Protein cofactors play an important role in blood coagulation. The coagulation cascade is triggered by exposure of tissue factor to circulating fVIIa. Tissue factor is a typical cofactor, since it is required for the expression of fVIIa activity, but has no catalytic activity on its own. The TF-fVIIa complex activates fVII, fIX and fX, kickstarting the proteolytic cascade that ultimately leads to formation of a blood clot and cessation of bleeding.
Factors V and VIII are large proteins (>300,000 Da) that circulate as inactive cofactors. Just like zymogens, these ‘procofactors’ are activated to fVa and fVIIIa by a proteolytic event. Thrombin cleaves off an inhibitory B-domain, allowing the enzymes and substrates to bind. Factor VIIIa binds to fIXa on membrane surfaces, and this ‘intrinsic Xase complex’ efficiently converts fX to fXa. Deficiency in either component of the Xase complex results in haemophilia. Similarly, fVa binds to fXa on cell surfaces, and the prothrombinase complex efficiently converts prothrombin to thrombin.

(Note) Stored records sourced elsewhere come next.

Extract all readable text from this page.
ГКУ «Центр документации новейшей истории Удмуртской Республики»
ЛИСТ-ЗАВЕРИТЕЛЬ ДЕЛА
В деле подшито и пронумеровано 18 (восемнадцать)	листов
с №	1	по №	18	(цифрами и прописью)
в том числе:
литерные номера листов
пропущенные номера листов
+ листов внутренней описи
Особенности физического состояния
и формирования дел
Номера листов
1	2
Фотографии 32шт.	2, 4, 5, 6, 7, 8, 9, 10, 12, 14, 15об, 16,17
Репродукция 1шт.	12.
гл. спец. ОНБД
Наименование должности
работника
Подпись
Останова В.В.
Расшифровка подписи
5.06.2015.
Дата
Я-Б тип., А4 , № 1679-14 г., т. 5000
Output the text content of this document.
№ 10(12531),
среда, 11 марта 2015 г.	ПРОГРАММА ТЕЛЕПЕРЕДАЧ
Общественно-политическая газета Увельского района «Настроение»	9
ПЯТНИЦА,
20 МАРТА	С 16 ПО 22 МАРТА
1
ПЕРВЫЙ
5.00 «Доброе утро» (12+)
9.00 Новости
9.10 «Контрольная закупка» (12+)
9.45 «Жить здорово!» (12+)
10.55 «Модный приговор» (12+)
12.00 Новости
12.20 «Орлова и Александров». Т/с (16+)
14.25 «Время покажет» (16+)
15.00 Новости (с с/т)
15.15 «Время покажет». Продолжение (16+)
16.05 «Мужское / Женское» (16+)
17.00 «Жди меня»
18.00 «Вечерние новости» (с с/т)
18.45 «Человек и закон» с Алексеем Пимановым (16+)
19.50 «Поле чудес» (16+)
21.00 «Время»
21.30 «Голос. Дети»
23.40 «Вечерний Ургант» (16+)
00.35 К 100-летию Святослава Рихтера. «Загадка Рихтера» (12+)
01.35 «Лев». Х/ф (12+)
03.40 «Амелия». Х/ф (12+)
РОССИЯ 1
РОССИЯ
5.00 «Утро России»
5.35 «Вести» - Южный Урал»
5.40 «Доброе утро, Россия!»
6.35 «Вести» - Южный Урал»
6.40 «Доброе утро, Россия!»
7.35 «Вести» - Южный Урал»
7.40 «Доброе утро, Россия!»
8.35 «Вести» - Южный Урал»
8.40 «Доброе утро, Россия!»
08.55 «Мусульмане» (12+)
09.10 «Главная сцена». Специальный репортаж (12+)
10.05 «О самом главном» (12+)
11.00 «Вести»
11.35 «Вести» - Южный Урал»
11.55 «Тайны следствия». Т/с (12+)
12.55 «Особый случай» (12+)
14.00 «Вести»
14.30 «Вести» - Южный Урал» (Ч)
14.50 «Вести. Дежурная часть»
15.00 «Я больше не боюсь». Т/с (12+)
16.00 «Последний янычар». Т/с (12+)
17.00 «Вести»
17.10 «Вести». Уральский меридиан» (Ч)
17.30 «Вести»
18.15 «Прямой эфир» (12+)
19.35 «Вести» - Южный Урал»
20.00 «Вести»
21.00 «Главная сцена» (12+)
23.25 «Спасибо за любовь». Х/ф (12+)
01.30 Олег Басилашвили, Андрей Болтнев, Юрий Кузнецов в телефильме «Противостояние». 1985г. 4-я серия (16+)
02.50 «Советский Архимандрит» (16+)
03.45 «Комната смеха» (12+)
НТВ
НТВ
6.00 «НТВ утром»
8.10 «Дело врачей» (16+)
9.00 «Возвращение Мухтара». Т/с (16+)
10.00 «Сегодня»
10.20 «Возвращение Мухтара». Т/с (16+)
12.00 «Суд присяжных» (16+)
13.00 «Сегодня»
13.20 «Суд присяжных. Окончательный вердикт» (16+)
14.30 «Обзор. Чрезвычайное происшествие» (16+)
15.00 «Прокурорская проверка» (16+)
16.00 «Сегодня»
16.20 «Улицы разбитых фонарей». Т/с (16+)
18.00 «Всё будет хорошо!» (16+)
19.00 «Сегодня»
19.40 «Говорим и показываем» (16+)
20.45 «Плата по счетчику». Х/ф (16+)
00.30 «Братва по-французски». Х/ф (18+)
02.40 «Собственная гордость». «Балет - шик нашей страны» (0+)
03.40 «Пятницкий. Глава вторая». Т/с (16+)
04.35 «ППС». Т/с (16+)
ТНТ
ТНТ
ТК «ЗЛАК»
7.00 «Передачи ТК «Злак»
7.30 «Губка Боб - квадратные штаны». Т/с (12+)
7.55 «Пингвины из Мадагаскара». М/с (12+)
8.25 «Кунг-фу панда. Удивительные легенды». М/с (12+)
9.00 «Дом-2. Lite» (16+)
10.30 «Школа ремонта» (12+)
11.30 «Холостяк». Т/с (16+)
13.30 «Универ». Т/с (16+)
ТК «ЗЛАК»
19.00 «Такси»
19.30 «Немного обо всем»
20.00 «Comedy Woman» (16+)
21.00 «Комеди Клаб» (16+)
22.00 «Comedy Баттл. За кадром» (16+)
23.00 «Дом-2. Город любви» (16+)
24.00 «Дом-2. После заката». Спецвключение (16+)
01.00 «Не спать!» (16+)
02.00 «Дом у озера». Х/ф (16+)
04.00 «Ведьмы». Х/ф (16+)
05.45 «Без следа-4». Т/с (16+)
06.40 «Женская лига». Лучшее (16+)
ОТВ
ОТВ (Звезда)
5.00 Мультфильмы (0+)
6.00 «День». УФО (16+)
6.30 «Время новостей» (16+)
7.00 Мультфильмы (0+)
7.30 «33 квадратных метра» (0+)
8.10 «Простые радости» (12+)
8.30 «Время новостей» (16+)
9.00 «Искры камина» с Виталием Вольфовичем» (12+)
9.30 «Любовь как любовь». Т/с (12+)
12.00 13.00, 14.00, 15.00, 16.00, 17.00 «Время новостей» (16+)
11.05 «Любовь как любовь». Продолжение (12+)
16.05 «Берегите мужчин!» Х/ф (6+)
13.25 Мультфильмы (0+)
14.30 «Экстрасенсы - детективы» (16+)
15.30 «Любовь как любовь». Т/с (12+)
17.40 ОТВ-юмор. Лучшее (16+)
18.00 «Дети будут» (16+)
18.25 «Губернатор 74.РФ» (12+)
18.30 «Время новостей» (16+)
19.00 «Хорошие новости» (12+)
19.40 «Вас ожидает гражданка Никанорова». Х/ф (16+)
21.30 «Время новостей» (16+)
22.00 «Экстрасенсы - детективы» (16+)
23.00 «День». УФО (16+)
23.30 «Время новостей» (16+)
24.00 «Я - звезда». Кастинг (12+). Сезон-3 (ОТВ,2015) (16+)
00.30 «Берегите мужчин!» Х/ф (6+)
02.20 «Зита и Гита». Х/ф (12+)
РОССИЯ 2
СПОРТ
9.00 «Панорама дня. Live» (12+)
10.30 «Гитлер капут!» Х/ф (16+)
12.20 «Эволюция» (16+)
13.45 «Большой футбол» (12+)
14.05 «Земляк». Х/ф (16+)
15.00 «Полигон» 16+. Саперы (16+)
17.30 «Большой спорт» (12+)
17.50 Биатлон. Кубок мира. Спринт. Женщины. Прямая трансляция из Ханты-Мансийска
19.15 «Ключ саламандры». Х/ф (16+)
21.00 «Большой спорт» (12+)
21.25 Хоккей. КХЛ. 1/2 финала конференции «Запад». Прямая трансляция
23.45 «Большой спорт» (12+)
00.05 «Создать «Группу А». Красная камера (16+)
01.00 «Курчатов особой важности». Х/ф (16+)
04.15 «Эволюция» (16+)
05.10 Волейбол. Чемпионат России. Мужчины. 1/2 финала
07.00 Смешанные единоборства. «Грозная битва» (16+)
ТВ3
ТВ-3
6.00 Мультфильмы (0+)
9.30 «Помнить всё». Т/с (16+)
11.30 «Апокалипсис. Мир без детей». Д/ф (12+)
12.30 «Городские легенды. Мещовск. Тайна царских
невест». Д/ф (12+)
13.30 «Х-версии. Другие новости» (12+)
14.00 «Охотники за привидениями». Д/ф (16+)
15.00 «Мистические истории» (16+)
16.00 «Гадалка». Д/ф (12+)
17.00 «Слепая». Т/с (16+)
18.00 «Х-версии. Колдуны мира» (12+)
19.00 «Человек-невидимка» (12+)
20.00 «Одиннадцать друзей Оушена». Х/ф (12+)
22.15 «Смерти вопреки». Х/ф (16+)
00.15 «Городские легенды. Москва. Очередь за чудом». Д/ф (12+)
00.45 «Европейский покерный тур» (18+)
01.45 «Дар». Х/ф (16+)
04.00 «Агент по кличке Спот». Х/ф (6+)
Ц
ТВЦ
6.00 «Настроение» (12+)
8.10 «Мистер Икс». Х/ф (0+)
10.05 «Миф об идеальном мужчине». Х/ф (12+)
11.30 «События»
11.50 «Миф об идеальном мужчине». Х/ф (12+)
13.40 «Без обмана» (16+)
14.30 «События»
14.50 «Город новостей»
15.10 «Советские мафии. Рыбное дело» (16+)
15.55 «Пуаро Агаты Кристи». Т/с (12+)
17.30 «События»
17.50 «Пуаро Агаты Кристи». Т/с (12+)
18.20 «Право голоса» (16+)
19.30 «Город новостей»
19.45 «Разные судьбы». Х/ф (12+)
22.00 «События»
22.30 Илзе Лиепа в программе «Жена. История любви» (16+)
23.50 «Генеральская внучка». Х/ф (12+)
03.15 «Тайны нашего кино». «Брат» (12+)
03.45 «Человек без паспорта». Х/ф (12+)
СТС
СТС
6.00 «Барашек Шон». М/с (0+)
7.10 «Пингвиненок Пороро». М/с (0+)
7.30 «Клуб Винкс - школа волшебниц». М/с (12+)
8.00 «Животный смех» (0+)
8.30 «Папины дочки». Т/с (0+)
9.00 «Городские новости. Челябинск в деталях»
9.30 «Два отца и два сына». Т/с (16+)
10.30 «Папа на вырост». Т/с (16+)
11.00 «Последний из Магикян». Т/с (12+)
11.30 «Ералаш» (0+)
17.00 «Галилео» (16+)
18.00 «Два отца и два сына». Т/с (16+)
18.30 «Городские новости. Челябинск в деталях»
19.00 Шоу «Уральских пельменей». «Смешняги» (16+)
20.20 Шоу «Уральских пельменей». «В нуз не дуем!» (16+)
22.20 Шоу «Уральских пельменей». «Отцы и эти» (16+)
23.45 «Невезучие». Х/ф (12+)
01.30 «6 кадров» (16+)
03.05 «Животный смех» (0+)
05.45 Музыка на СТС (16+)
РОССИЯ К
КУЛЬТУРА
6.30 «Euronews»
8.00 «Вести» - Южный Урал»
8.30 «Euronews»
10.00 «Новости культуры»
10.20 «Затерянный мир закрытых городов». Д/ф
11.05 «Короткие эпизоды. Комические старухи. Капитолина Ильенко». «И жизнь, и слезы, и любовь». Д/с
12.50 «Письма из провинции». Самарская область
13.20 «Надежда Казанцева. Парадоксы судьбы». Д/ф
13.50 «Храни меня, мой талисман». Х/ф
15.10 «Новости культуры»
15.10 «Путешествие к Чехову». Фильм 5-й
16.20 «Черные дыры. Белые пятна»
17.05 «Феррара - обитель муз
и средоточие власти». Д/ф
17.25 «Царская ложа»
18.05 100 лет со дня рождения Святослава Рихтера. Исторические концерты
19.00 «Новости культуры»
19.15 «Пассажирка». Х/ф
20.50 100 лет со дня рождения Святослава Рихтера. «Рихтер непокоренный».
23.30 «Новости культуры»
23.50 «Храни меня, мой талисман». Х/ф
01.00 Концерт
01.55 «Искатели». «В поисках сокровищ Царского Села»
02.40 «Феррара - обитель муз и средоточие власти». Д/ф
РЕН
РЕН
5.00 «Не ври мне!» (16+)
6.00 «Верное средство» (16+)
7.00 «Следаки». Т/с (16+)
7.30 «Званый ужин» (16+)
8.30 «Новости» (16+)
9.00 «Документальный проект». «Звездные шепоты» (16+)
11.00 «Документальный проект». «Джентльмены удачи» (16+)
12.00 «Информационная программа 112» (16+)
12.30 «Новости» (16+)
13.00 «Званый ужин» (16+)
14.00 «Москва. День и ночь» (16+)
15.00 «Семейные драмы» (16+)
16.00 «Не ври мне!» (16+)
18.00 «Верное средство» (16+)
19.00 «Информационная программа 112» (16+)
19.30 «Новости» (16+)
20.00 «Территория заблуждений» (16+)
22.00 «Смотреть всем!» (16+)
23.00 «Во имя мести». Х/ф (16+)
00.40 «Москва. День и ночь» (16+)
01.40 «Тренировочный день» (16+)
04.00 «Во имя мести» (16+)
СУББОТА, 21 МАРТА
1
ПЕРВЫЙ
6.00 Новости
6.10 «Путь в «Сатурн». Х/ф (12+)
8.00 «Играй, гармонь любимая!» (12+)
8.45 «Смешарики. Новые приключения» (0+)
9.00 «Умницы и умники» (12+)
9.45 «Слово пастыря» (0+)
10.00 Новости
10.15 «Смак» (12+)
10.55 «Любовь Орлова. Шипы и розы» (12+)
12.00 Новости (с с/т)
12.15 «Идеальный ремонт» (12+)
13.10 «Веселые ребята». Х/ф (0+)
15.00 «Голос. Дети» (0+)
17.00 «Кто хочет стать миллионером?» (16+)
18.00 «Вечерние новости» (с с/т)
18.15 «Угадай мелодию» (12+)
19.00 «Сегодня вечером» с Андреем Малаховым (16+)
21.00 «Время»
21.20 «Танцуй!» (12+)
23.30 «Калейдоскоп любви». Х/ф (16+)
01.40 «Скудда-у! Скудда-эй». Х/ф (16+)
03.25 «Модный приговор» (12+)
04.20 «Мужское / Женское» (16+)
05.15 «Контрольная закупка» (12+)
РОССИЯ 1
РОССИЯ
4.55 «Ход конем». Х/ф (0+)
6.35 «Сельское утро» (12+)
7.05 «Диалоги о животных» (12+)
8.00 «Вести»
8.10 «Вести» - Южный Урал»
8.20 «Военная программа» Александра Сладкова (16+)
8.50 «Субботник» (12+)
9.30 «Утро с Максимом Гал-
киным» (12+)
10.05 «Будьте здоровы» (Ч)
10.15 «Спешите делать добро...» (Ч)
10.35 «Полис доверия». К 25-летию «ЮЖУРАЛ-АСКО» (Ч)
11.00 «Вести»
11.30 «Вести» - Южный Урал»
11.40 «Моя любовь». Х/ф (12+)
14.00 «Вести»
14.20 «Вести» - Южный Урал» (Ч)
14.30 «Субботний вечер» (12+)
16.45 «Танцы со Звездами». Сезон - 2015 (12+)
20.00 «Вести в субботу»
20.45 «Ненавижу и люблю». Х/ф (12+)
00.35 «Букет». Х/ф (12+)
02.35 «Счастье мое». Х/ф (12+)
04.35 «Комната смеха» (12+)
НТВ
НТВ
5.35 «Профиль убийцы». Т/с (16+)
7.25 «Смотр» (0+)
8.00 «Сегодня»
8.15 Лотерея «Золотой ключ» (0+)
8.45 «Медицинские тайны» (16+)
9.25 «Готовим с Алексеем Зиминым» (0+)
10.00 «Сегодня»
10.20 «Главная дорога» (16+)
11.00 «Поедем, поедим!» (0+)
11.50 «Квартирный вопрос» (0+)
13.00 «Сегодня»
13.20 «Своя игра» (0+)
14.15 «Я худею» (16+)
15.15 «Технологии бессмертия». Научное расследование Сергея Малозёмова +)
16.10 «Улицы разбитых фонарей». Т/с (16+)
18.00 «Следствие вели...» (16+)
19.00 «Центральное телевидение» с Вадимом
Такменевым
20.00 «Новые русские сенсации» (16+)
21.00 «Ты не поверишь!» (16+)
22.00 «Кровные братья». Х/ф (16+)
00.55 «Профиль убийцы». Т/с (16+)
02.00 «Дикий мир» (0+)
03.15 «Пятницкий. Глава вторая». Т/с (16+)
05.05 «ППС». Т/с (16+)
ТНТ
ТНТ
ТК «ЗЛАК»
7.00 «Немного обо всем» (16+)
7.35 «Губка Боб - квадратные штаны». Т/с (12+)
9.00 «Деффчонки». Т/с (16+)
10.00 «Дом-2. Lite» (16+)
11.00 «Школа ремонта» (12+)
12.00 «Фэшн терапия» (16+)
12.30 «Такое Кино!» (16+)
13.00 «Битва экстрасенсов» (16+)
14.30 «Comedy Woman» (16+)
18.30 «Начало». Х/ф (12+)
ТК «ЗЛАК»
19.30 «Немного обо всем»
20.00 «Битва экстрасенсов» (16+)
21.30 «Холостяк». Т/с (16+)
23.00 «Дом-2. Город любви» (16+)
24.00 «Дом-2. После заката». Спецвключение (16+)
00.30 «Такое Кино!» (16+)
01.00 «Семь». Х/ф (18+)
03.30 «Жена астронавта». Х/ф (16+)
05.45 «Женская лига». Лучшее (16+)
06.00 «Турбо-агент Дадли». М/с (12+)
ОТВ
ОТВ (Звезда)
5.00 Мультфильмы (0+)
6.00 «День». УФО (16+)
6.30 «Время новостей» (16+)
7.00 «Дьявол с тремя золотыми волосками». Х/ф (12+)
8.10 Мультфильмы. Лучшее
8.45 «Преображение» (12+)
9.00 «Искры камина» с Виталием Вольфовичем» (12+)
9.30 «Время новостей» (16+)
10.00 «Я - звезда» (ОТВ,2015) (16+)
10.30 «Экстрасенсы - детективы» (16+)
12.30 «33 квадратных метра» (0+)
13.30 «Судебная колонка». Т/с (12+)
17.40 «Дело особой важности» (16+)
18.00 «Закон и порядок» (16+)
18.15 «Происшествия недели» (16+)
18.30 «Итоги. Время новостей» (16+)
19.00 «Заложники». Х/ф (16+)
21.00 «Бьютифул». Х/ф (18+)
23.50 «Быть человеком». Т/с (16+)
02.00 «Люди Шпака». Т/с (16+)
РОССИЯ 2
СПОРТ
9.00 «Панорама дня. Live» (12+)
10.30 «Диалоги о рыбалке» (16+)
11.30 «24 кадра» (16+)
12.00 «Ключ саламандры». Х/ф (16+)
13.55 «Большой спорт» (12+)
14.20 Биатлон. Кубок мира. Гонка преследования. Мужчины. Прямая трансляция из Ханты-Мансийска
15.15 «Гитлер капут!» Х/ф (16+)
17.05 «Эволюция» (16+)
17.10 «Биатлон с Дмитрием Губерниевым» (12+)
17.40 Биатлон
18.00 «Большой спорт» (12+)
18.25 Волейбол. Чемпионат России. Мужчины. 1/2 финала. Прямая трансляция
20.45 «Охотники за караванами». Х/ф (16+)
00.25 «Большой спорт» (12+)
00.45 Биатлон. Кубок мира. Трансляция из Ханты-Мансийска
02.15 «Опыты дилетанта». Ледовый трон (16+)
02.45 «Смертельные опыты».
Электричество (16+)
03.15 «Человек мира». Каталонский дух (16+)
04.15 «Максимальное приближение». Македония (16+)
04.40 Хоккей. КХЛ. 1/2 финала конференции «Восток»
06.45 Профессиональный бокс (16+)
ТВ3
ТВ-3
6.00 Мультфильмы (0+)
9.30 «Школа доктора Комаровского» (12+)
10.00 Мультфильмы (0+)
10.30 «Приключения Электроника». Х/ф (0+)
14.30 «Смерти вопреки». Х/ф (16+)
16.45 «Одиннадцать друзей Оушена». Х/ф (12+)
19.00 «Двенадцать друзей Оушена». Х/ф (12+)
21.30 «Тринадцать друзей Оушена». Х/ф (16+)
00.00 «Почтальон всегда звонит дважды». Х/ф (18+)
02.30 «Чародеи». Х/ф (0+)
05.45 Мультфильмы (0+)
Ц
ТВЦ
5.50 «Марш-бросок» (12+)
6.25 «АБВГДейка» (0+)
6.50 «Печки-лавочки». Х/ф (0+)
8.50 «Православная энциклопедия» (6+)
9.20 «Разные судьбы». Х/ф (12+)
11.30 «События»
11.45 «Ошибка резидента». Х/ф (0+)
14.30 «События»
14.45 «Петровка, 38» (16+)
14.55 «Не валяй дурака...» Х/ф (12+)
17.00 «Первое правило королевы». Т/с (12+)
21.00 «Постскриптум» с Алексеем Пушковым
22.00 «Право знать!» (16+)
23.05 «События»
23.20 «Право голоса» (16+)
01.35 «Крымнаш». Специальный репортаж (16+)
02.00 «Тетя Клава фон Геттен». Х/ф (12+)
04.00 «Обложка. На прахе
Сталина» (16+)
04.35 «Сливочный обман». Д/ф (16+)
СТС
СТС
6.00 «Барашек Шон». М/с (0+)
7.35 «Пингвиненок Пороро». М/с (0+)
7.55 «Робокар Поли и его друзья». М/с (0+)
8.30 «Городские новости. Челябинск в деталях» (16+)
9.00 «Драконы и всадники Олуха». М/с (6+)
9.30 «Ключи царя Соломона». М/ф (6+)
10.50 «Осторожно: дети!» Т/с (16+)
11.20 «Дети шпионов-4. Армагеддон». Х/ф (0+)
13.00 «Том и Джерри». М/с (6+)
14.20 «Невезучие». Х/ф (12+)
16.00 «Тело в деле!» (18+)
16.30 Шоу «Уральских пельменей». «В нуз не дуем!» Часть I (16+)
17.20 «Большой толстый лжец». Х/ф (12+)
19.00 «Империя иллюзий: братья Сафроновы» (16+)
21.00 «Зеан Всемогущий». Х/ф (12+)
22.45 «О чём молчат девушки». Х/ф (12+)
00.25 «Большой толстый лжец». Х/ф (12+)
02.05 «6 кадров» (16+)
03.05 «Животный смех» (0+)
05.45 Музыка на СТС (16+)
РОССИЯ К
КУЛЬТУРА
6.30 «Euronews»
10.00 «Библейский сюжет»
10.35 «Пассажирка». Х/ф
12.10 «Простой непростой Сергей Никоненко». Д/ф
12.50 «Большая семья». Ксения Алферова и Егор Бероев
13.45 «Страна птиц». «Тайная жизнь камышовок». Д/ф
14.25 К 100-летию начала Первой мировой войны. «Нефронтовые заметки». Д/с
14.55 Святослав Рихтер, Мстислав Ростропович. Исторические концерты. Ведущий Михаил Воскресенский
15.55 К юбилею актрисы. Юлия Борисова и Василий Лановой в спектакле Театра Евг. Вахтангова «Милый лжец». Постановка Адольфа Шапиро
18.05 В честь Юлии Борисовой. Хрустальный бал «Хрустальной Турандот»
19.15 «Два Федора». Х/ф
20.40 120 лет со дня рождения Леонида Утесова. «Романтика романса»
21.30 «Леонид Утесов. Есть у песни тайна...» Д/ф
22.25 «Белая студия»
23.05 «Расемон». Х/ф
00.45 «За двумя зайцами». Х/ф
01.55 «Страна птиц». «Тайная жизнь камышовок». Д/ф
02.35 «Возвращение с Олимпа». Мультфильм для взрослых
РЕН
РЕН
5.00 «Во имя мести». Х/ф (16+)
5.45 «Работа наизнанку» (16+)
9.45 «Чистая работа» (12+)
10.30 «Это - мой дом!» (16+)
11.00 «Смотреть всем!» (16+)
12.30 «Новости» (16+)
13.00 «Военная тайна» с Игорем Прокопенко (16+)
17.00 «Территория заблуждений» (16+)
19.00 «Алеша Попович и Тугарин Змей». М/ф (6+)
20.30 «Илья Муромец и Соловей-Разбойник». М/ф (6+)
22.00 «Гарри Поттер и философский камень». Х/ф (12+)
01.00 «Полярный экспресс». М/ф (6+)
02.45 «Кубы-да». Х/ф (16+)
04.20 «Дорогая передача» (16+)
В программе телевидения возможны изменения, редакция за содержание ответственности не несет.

Thrombomodulin (TM) is a complex type-1 integral membrane protein, composed of an N-terminal lectin-like domain, six EGF-like domains, a heavily glycosylated Ser-Thr rich region, a single transmembrane helix and a short cytosolic region. EGF-domains 5 and 6 bind with high affinity to exosite I of thrombin, and the addition of the 4th EGF domain is sufficient to confer cofactor activity with respect to protein C activation. TM can also accelerate thrombin activation of thrombin-activatable fibrinolysis inhibitor (TAFI), and has other functions outside of coagulation.